# Small fish that eat snails?



## stefant (Jan 7, 2018)

Hi, do you know any small species of fish that will eat snails? I don't want to get rid of all snails in my 25G tank but it would be good if there were a fish that would eat some of the smaller ones.


----------



## Michael (Jul 20, 2010)

One of the small loach species would probably do it, or assassin snails.


----------



## hoppycalif (Apr 7, 2005)

I found that Zebra loaches, Botia striata, are very effective at virtualy eliminating snails in the tank. And, they are very beautiful fish, that are not always hiding.


----------



## mistergreen (Mar 3, 2007)

Not sure loaches are best for a 25G tank. Best to just manually remove snails.


----------



## hoppycalif (Apr 7, 2005)

The small loaches like Zebra loaches and Yoyo loaches seem to do fine in relatively small tanks - 60 gallon and smaller. Of course Clown loaches need a lot more room.


----------



## mistergreen (Mar 3, 2007)

Zebra & yoyo still get pretty big, 4-5 inches. I'd say a 75G is good.

There are small loaches like rosy & khuli but I don't think they eat snails


----------



## stefant (Jan 7, 2018)

The Rosy loach (_Petruichthys_ sp. "Rosy") seems interesting and perhaps it will eat small snails.
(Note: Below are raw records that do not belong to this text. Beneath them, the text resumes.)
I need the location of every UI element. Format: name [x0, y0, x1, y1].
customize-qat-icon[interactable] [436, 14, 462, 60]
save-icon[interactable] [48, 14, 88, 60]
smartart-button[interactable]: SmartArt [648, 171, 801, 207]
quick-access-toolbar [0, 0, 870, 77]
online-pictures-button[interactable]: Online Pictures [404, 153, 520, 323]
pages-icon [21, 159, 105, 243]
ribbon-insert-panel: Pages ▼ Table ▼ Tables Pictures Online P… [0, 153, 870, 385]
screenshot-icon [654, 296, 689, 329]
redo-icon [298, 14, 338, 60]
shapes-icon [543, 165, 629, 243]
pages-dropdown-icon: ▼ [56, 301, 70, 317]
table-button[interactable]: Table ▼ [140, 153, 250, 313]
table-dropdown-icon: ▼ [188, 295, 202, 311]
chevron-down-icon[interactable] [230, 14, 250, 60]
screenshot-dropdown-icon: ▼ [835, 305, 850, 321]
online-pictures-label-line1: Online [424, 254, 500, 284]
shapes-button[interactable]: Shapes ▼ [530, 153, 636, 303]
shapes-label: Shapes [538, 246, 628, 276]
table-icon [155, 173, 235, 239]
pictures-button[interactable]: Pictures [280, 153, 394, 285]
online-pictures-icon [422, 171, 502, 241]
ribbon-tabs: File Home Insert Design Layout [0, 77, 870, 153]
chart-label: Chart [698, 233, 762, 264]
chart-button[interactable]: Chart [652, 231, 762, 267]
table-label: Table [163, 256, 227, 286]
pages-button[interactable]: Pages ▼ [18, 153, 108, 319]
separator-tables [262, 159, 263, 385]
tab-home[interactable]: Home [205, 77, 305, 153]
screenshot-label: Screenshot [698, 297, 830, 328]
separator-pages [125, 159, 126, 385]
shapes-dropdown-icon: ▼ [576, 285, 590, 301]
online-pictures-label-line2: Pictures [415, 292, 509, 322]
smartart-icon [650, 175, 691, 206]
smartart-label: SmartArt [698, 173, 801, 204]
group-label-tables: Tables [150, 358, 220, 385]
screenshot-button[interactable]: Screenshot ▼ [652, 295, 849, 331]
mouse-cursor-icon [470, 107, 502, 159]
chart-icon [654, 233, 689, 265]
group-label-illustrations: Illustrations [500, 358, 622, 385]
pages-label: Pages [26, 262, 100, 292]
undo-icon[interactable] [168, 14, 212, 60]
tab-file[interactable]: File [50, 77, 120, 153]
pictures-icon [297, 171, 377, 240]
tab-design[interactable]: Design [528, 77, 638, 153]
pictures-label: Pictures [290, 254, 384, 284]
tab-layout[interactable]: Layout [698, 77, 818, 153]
Hopefully it would not occupy the same space as my Harlequin rasboras? A problem with loaches is that you need many of them for them to be happy, at least seven of the Rosy loaches from what I read.


----------



## mistergreen (Mar 3, 2007)

Oh, there's another small loach Ambastaia sidthimunki, Dwarf Chain Loach. They're definitely bottom dwellers.


----------



## TAB (Feb 7, 2009)

one of the smaller puffers will destroy the population, but they can be nippy.


----------